La destruction du blaireau, devenu de plus en plus carnivore,
violant les poulaillers comme jamais, est nécessité. Considéré comme
indifférent en certains pays, il est, ici, nettement nuisible, destructeur de
gibier, mangeur d’œufs, concurrençant le renard dans la chasse aux volailles
errantes ; trouvant à ce régime plus de charmes qu’à celui des
coléoptères. Il a la réputation littéraire, avec la pie, d’être grand amateur
de la larve du hanneton. Celle-ci, profondément cachée dans le sol, est surtout
victime de la charrue qui la met à l’air où elle périt. Il n’y a donc aucun
motif de modérer la chasse au blaireau, si sympathique soit-il lorsque
apprivoisé.
Nous ne sommes plus aussi bien pourvus de chiens ad hoc
que nous l’avons été. Beaucoup de jeunes ignorent et méprisent le
déterrage ; nombre de vétérans de ma génération ont vu leur ardeur se
modérer, devant la difficulté rencontrée à découvrir des auxiliaires à quatre
pattes tenant des heures durant leur animal. Tout est là en matière de chasses
sous terre.
On conterait certains faits datant d’il y a une trentaine
d’années, que beaucoup seraient maintenant incrédules. Je ne résiste cependant
pas à narrer l’un d’entre eux qui eut plusieurs témoins. Lors d’un courre de
lièvre chez un vieux veneur de mes parents, un petit Fox-terrier, réputé
d’ailleurs, vint rejoindre son propriétaire et demeura en dépit des menaces.

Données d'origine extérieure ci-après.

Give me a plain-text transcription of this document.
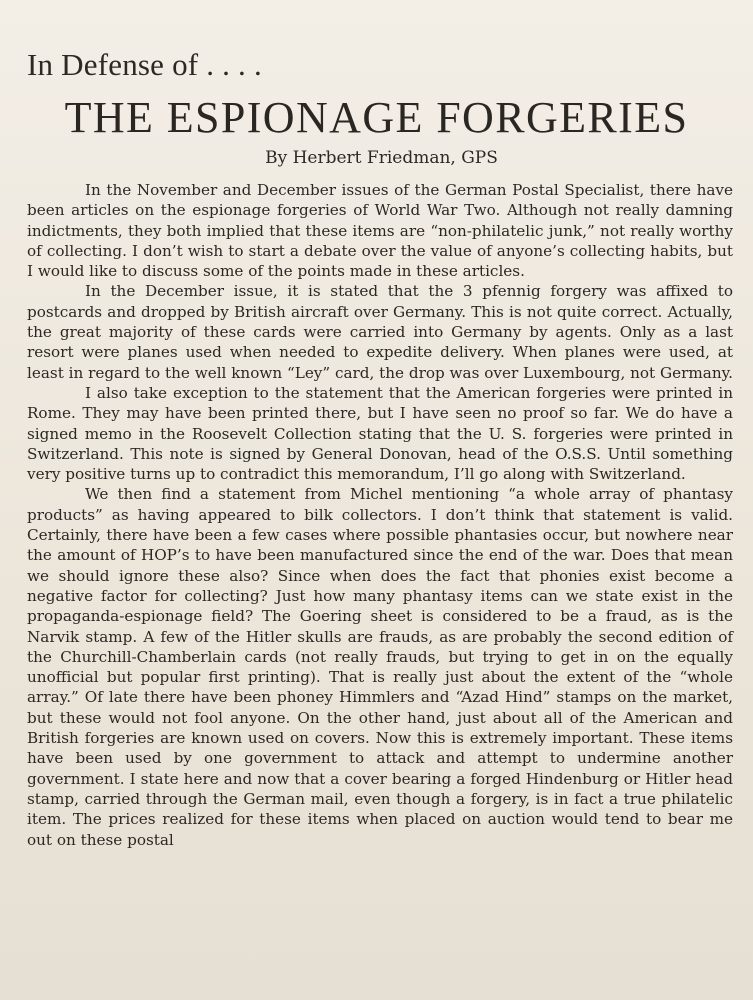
In Defense of . . . .
THE ESPIONAGE FORGERIES
By Herbert Friedman, GPS

In the November and December issues of the German Postal Specialist, there have been articles on the espionage forgeries of World War Two. Although not really damning indictments, they both implied that these items are “non-philatelic junk,” not really worthy of collecting. I don’t wish to start a debate over the value of anyone’s collecting habits, but I would like to discuss some of the points made in these articles.

In the December issue, it is stated that the 3 pfennig forgery was affixed to postcards and dropped by British aircraft over Germany. This is not quite correct. Actually, the great majority of these cards were carried into Germany by agents. Only as a last resort were planes used when needed to expedite delivery. When planes were used, at least in regard to the well known “Ley” card, the drop was over Luxembourg, not Germany.

I also take exception to the statement that the American forgeries were printed in Rome. They may have been printed there, but I have seen no proof so far. We do have a signed memo in the Roosevelt Collection stating that the U. S. forgeries were printed in Switzerland. This note is signed by General Donovan, head of the O.S.S. Until something very positive turns up to contradict this memorandum, I’ll go along with Switzerland.

We then find a statement from Michel mentioning “a whole array of phantasy products” as having appeared to bilk collectors. I don’t think that statement is valid. Certainly, there have been a few cases where possible phantasies occur, but nowhere near the amount of HOP’s to have been manufactured since the end of the war. Does that mean we should ignore these also? Since when does the fact that phonies exist become a negative factor for collecting? Just how many phantasy items can we state exist in the propaganda-espionage field? The Goering sheet is considered to be a fraud, as is the Narvik stamp. A few of the Hitler skulls are frauds, as are probably the second edition of the Churchill-Chamberlain cards (not really frauds, but trying to get in on the equally unofficial but popular first printing). That is really just about the extent of the “whole array.” Of late there have been phoney Himmlers and “Azad Hind” stamps on the market, but these would not fool anyone. On the other hand, just about all of the American and British forgeries are known used on covers. Now this is extremely important. These items have been used by one government to attack and attempt to undermine another government. I state here and now that a cover bearing a forged Hindenburg or Hitler head stamp, carried through the German mail, even though a forgery, is in fact a true philatelic item. The prices realized for these items when placed on auction would tend to bear me out on these postal
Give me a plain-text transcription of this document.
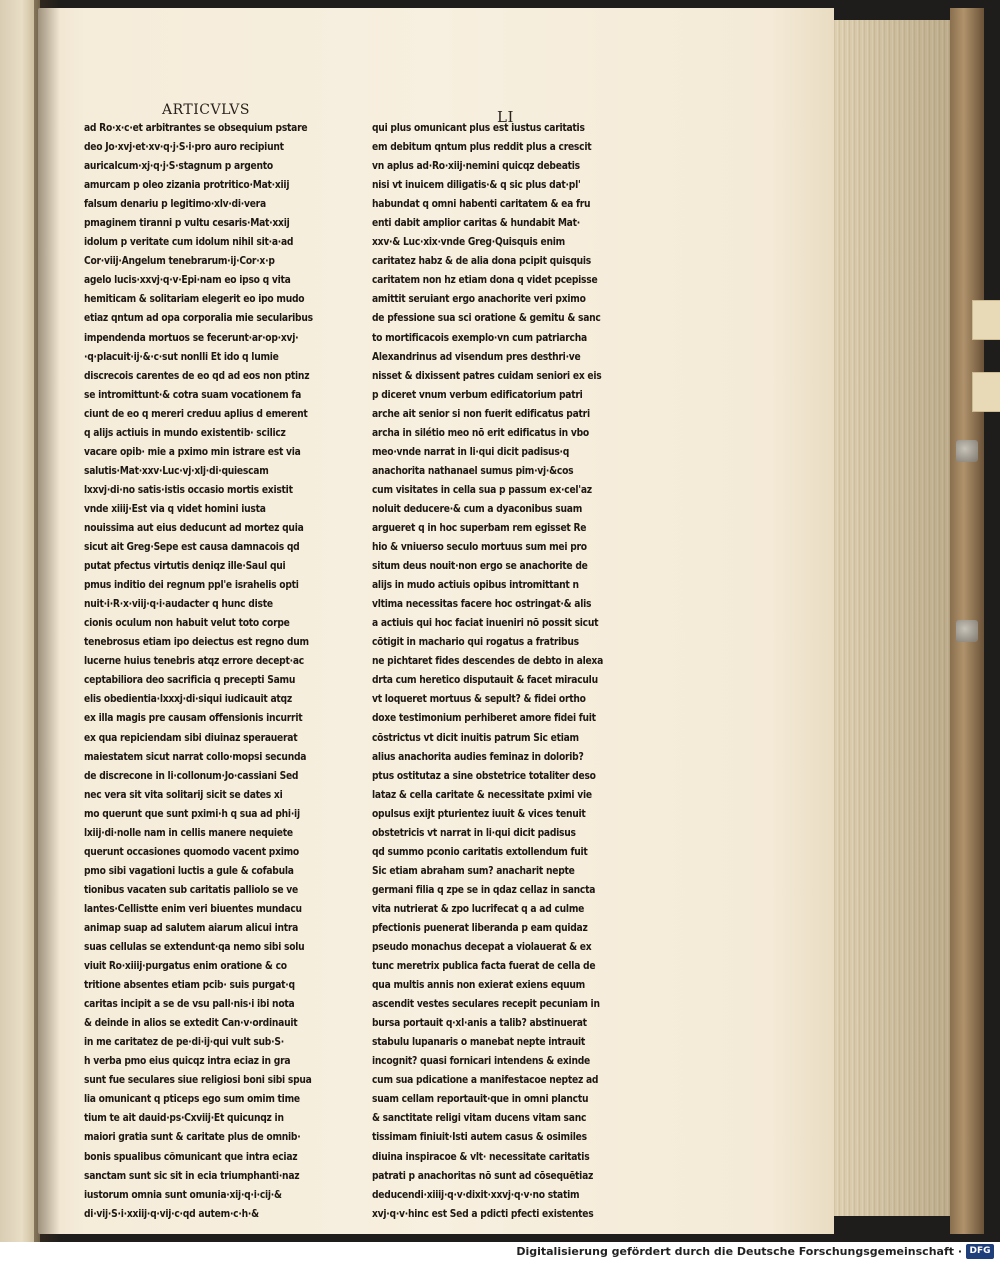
ARTICVLVS	LI
ad Ro·x·c·et arbitrantes se obsequium pstare
deo Jo·xvj·et·xv·q·j·S·i·pro auro recipiunt
auricalcum·xj·q·j·S·stagnum p argento
amurcam p oleo zizania protritico·Mat·xiij
falsum denariu p legitimo·xlv·di·vera
pmaginem tiranni p vultu cesaris·Mat·xxij
idolum p veritate cum idolum nihil sit·a·ad
Cor·viij·Angelum tenebrarum·ij·Cor·x·p
agelo lucis·xxvj·q·v·Epi·nam eo ipso q vita
hemiticam & solitariam elegerit eo ipo mudo
etiaz qntum ad opa corporalia mie secularibus
impendenda mortuos se fecerunt·ar·op·xvj·
·q·placuit·ij·&·c·sut nonlli Et ido q lumie
discrecois carentes de eo qd ad eos non ptinz
se intromittunt·& cotra suam vocationem fa
ciunt de eo q mereri creduu aplius d emerent
q alijs actiuis in mundo existentib· scilicz
vacare opib· mie a pximo min istrare est via
salutis·Mat·xxv·Luc·vj·xlj·di·quiescam
lxxvj·di·no satis·istis occasio mortis existit
vnde xiiij·Est via q videt homini iusta
nouissima aut eius deducunt ad mortez quia
sicut ait Greg·Sepe est causa damnacois qd
putat pfectus virtutis deniqz ille·Saul qui
pmus inditio dei regnum ppl'e israhelis opti
nuit·i·R·x·viij·q·i·audacter q hunc diste
cionis oculum non habuit velut toto corpe
tenebrosus etiam ipo deiectus est regno dum
lucerne huius tenebris atqz errore decept·ac
ceptabiliora deo sacrificia q precepti Samu
elis obedientia·lxxxj·di·siqui iudicauit atqz
ex illa magis pre causam offensionis incurrit
ex qua repiciendam sibi diuinaz sperauerat
maiestatem sicut narrat collo·mopsi secunda
de discrecone in li·collonum·Jo·cassiani Sed
nec vera sit vita solitarij sicit se dates xi
mo querunt que sunt pximi·h q sua ad phi·ij
lxiij·di·nolle nam in cellis manere nequiete
querunt occasiones quomodo vacent pximo
pmo sibi vagationi luctis a gule & cofabula
tionibus vacaten sub caritatis palliolo se ve
lantes·Cellistte enim veri biuentes mundacu
animap suap ad salutem aiarum alicui intra
suas cellulas se extendunt·qa nemo sibi solu
viuit Ro·xiiij·purgatus enim oratione & co
tritione absentes etiam pcib· suis purgat·q
caritas incipit a se de vsu pall·nis·i ibi nota
& deinde in alios se extedit Can·v·ordinauit
in me caritatez de pe·di·ij·qui vult sub·S·
h verba pmo eius quicqz intra eciaz in gra
sunt fue seculares siue religiosi boni sibi spua
lia omunicant q pticeps ego sum omim time
tium te ait dauid·ps·Cxviij·Et quicunqz in
maiori gratia sunt & caritate plus de omnib·
bonis spualibus cõmunicant que intra eciaz
sanctam sunt sic sit in ecia triumphanti·naz
iustorum omnia sunt omunia·xij·q·i·cij·&
di·vij·S·i·xxiij·q·vij·c·qd autem·c·h·&
qui plus omunicant plus est iustus caritatis
em debitum qntum plus reddit plus a crescit
vn aplus ad·Ro·xiij·nemini quicqz debeatis
nisi vt inuicem diligatis·& q sic plus dat·pl'
habundat q omni habenti caritatem & ea fru
enti dabit amplior caritas & hundabit Mat·
xxv·& Luc·xix·vnde Greg·Quisquis enim
caritatez habz & de alia dona pcipit quisquis
caritatem non hz etiam dona q videt pcepisse
amittit seruiant ergo anachorite veri pximo
de pfessione sua sci oratione & gemitu & sanc
to mortificacois exemplo·vn cum patriarcha
Alexandrinus ad visendum pres desthri·ve
nisset & dixissent patres cuidam seniori ex eis
p diceret vnum verbum edificatorium patri
arche ait senior si non fuerit edificatus patri
archa in silétio meo nō erit edificatus in vbo
meo·vnde narrat in li·qui dicit padisus·q
anachorita nathanael sumus pim·vj·&cos
cum visitates in cella sua p passum ex·cel'az
noluit deducere·& cum a dyaconibus suam
argueret q in hoc superbam rem egisset Re
hio & vniuerso seculo mortuus sum mei pro
situm deus nouit·non ergo se anachorite de
alijs in mudo actiuis opibus intromittant n
vltima necessitas facere hoc ostringat·& alis
a actiuis qui hoc faciat inueniri nō possit sicut
cōtigit in machario qui rogatus a fratribus
ne pichtaret fides descendes de debto in alexa
drta cum heretico disputauit & facet miraculu
vt loqueret mortuus & sepult? & fidei ortho
doxe testimonium perhiberet amore fidei fuit
cōstrictus vt dicit inuitis patrum Sic etiam
alius anachorita audies feminaz in dolorib?
ptus ostitutaz a sine obstetrice totaliter deso
lataz & cella caritate & necessitate pximi vie
opulsus exijt pturientez iuuit & vices tenuit
obstetricis vt narrat in li·qui dicit padisus
qd summo pconio caritatis extollendum fuit
Sic etiam abraham sum? anacharit nepte
germani filia q zpe se in qdaz cellaz in sancta
vita nutrierat & zpo lucrifecat q a ad culme
pfectionis puenerat liberanda p eam quidaz
pseudo monachus decepat a violauerat & ex
tunc meretrix publica facta fuerat de cella de
qua multis annis non exierat exiens equum
ascendit vestes seculares recepit pecuniam in
bursa portauit q·xl·anis a talib? abstinuerat
stabulu lupanaris o manebat nepte intrauit
incognit? quasi fornicari intendens & exinde
cum sua pdicatione a manifestacoe neptez ad
suam cellam reportauit·que in omni planctu
& sanctitate religi vitam ducens vitam sanc
tissimam finiuit·Isti autem casus & osimiles
diuina inspiracoe & vlt· necessitate caritatis
patrati p anachoritas nō sunt ad cōsequētiaz
deducendi·xiiij·q·v·dixit·xxvj·q·v·no statim
xvj·q·v·hinc est Sed a pdicti pfecti existentes
Digitalisierung gefördert durch die Deutsche Forschungsgemeinschaft · DFG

Vers quatre heures du soir, il disparut dans un taillis où nous savions
qu’était un grand terrier. La nuit vint, pas de chien. Le lendemain, à sept
heures, on envoya le garde et un aide, voir si le toutou était par là. Il y
était si bien, qu’à neuf heures, ils avaient pris un blaireau. Indispensable
d’ajouter que le héros n’avait pas une égratignure, à son habitude. Ténacité,
adresse, beaucoup de nez, taille permettant les déplacements rapides dans les
couloirs, il faut tout cela. Mordre comme un fou ne sert ; un chien ne
peut rien contre un blaireau adulte. Ceux qui ont écrit le contraire sont des
romanciers. Quant aux chiens tueurs de renards, j’en ai vu un grand
nombre ; mais ceci est une autre histoire et une autre chasse. Les initiés
me comprendront.
Les conditions actuelles de la cynégétique font craindre
qu’à la fin de cette guerre, comme de l’autre, les nuisibles n’aient beaucoup
augmenté. Que ceux possesseurs d’une bonne famille de Terriers de travail
n’hésitent pas à pratiquer l’élevage et à faire naître des portées. Je ferai,
d’ailleurs, le reproche aux gardes et praticiens qui ont de ces chiens, de ne
pas assez en faire commerce. Les périodiques cynégétiques, en Angleterre, ont
une rubrique pour les « Working-terriers » mieux garnie en
propositions de vente que celle de chez nous. Pourtant, nous sommes beaucoup
plus chasseurs sous terre que nos alliés.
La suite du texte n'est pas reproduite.